As if Dicey's words had conjured up the sound, Maybeth heard another voice joining James and Jeff and Mina -- "Remember me to one who goes there" -- a rich full voice dominating the others, even Mina's, and this voice she knew immediately. "Mr. Lingerle!" she gasped, and ran downstairs, almost colliding headlong into him.
He stopped singing and engulfed her in an enormous hug. "Maybeth!" he exclaimed, holding her at arm's length and studying her. "How long has it been -- two years, I think?"
"You came!" she said, smiling and smiling, feeling as if her heart would burst with happiness. "Oh! --" she exclaimed as she turned to the round-faced, compact, cheerful-looking woman beside him, recognizing her from pictures -- "are you Mrs. Lingerle? You came too? Oh, how lovely it is to meet you!"
Mr. Lingerle laughed, and so did the woman beside him. She looked like she often laughed, and Maybeth warmed to her immediately. "I did coax Mary to leave Chicago for a week with me, after all. I told her, I wouldn't miss your graduation for the world," said Mr.

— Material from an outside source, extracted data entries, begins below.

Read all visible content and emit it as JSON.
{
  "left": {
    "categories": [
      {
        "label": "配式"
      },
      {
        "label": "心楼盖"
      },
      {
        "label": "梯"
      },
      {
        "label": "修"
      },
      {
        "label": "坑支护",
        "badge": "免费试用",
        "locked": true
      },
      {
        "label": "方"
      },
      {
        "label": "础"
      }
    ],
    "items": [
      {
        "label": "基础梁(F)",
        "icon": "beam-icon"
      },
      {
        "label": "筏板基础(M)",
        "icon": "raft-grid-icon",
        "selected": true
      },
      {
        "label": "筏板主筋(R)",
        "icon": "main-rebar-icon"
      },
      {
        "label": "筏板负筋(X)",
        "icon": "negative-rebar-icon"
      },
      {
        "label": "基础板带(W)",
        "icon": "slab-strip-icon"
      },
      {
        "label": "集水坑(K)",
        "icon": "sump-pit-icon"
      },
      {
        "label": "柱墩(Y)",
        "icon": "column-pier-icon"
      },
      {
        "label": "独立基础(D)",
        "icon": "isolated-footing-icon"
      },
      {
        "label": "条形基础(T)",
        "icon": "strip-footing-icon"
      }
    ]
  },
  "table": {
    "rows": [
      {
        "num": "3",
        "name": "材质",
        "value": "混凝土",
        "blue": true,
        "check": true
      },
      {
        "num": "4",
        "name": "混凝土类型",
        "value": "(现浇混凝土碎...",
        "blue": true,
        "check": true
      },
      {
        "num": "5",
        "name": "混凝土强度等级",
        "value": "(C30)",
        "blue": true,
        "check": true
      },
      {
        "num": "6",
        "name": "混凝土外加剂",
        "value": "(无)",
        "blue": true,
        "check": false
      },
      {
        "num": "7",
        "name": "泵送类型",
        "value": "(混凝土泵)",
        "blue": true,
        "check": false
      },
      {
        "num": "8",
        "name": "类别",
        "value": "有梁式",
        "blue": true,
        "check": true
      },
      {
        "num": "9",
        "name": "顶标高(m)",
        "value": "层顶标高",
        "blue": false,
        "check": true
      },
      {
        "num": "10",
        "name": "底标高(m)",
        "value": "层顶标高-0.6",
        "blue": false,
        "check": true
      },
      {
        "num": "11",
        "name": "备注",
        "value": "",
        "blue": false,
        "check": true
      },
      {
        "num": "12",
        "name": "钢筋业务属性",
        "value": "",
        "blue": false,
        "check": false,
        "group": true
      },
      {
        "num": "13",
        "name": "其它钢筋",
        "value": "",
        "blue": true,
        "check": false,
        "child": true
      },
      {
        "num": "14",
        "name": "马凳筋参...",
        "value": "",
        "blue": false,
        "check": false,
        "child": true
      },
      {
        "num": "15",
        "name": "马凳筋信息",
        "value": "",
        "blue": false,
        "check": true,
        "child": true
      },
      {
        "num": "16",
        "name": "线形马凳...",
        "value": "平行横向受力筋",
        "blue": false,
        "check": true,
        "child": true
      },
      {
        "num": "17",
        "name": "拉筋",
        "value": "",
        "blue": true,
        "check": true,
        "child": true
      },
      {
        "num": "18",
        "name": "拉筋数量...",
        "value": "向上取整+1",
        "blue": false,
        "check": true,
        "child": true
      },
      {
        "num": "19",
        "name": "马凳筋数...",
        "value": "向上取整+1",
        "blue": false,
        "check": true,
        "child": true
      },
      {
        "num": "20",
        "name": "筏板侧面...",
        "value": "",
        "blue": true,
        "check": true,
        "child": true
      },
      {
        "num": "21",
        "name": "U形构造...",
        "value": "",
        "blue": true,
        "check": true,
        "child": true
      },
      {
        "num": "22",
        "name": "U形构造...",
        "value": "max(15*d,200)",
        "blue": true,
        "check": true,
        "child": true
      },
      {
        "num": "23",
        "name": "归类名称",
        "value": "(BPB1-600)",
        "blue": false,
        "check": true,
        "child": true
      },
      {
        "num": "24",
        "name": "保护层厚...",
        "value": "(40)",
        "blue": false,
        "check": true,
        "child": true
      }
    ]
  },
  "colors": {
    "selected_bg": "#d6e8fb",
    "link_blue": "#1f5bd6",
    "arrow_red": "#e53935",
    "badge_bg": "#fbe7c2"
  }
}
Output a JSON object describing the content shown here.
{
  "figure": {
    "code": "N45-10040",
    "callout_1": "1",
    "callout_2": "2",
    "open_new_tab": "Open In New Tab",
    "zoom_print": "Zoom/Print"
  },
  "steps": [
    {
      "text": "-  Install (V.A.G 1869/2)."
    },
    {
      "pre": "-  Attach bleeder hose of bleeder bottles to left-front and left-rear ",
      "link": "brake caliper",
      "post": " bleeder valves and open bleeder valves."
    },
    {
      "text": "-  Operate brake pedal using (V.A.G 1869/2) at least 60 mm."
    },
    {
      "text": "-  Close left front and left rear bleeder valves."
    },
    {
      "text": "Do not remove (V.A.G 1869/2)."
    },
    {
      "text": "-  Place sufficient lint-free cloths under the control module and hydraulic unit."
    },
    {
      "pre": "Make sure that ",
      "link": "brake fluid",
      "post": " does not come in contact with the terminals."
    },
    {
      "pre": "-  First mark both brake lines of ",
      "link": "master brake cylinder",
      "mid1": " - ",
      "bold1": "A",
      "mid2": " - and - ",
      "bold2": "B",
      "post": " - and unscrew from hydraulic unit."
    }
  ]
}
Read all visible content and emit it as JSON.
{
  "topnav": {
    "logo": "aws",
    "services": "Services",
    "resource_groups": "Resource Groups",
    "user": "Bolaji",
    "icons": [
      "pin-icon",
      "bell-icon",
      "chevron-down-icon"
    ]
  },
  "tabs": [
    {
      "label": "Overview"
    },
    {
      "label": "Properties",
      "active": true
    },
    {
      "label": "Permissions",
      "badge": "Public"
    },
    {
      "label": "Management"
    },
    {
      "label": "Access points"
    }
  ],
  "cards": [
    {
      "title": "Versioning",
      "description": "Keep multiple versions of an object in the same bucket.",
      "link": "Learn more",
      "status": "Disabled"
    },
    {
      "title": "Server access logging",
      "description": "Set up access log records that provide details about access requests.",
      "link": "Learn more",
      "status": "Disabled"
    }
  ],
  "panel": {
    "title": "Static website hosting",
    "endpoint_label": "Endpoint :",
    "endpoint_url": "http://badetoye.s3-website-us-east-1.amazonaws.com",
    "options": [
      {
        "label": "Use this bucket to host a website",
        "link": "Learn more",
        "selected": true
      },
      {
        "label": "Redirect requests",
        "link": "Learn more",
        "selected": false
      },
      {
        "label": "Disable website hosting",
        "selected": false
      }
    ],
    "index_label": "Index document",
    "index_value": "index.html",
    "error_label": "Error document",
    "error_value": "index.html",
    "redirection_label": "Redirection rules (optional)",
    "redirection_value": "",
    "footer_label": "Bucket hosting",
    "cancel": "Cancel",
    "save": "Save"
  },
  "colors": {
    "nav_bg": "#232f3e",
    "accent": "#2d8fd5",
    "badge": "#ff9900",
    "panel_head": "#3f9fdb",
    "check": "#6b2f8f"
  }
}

Lingerle. "I know how hard you've worked for it."
If anyone knew, besides of course Dicey and Gram and James and Sammy, she knew it was Mr. Lingerle. Mrs. Lingerle nodded, sobering, and Maybeth remembered Mr. Lingerle had told them that she was also a teacher. "I'm so glad to be able to come for your graduation," Mrs. Lingerle said, and then she continued, smiling again, "and to meet you all, finally! Isaac's been telling me about all of you. James and Sammy, are you the ones that Isaac mentioned he'd picked up after you'd gotten in a fight?"
This led to a burst of reminiscing, after which Mina said, "Let's finish the song! I've missed singing with you Tillermans. Do we have time before we need to leave for the ceremony?"
"Let's have Mr. and Mrs. Lingerle sing it, this time, and we can all sing afterwards," Maybeth said, beaming at them and slipping to the piano. "I'll play."
Mr. Lingerle and Mrs. Lingerle nodded to each other, and they started. As Maybeth had thought, Mrs. Lingerle's contralto blended beautifully with Mr. Lingerle's baritone, and they sang together with an easy familiarity, the way Maybeth did with Sammy and James and Dicey, as if they sang together every day. Playing underneath them -- fitting herself to the lines of their singing as Mr. Lingerle had taught her to do -- was like dancing, was like feeling the wind blow a sailboat through the water.
Scarborough Fair was a sad song, Maybeth thought as she played. But it was sad in the way she liked best; in a way that meant that people went on, and lived life, and that sadness was part of life, just like happiness was. And it could be a happy song too, because sometimes things that you thought were impossible happened after all, like graduating from high school; because sometimes you did get to see people you loved again, and meet new friends as well.
She turned around for just a second, looking at the people she loved. Love was love, she thought, no matter when or how. And she caught Dicey's eye, and grinned at her, before turning back to the music.